Other visas are responsible for a much greater share of Japan’s foreign resident population. According to official data, as of June 2025, BMV holders only made up about 1.1% of foreigners living there.
Thomsen, who is waiting for a decision on his current visa renewal, doesn’t think he will be able to stay in Japan by the end of 2028.
Effects on Japan
Many BMV holders work in growing industries like food, tourism and technology.
Daniel Valencia has lived in Japan since 2017 and recently founded Kuma Cantina, a Mexican-Japanese fusion restaurant. He applied to transition to a BMV from his temporary work visa before the requirements were changed and is still waiting on a decision.

“There’s a lot of things changing with how the process works and how more challenging it is now than it used to be, but because I had a lot of experience working here, and I had a network of people that could also support how I would launch and get set up, it was much easier for me than someone else that would be coming here for the first time,” he explained.
Many immigrant business owners like himself are providing for a growing demand in international food. Valencia said he only knew of three or four Mexican restaurants in Japan when he first moved there. Now, he’s found they are almost mainstream.
Despite potential visa challenges, Valencia is not worried about the future of his business, and he said most of the anti-immigrant sentiment he’s seen is against low-skilled laborers, not business owners.
“The biggest impact that Japan will feel is the limitation for foreign investment or people that are interested in bringing their business to Japan, especially if they’re a small enterprise,” he said.

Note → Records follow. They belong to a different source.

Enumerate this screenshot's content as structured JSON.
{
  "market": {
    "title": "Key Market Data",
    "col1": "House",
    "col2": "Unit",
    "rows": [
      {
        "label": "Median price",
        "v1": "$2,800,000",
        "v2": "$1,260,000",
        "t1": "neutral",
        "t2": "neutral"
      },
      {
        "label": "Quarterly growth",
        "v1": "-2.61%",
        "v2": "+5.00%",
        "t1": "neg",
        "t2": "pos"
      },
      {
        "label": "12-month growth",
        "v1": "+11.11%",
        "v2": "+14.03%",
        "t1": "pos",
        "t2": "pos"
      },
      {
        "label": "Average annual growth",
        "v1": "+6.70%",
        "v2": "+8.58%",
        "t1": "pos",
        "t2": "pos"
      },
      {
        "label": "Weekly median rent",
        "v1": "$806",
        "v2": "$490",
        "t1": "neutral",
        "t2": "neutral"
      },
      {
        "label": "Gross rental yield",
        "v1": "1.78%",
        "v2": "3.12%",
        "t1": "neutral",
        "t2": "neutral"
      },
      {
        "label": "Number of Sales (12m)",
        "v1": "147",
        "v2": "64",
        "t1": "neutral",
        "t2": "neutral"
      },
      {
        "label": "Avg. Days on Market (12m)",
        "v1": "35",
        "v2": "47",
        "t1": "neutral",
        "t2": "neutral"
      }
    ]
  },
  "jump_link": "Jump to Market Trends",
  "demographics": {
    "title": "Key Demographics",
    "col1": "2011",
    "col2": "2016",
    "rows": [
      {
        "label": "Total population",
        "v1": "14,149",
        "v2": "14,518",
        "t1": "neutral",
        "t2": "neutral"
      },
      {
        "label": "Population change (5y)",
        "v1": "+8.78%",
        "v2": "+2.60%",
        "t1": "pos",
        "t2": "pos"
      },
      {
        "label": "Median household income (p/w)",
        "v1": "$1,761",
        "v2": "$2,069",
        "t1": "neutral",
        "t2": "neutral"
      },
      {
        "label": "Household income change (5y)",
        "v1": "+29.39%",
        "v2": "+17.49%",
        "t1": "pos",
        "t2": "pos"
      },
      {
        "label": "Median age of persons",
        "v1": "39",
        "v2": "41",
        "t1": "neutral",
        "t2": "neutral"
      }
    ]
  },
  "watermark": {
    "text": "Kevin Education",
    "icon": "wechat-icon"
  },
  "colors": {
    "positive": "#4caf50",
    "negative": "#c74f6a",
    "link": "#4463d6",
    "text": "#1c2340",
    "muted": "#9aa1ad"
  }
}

The spokesperson from ACROSEED agreed, but pointed out that, even if it wasn’t the stated goal, catering BMVs toward “major players” might be the visa’s original intent.
Thomsen said small businesses interested in the Japanese market may end up going to other Asian countries instead.
What’s next
Since the visa requirements were changed, many BMV holders are scrambling to meet the new requirements before their 2028 deadline.
The ACROSEED spokesperson said he has heard many concerns from current BMV holders and, as of April 2026, has not received any new BMV applications since the updated requirements were implemented.
One key challenge for smaller businesses is hiring a local employee. Thomsen and Dani Benton, for instance, said unemployment is low in their areas, and their businesses are not yet large enough to need another employee.
The monetary requirement is another concern. In order to grow their capital, the Bentons have invested money from their personal bank account into their business. They also plan to crowdfund, and sell or “gift” their property from their personal to a business account, which counts as a donation of capital.
To meet the other requirements, Dani is looking to hire a local employee and learn Japanese, which her husband already speaks.
“When the business manager visa was ¥5 million (about $30,000), that was a lot more reasonable for someone like me,” she said. “But with ¥30 million (nearly $190,000), I never even would’ve tried.”
She said that, according to her bank manager, no other Japanese businesses in their rural area have that amount of capital either.
“I’m just living it,” Dani said. “I don’t know why it’s happening, but we’re just trying to get through it.”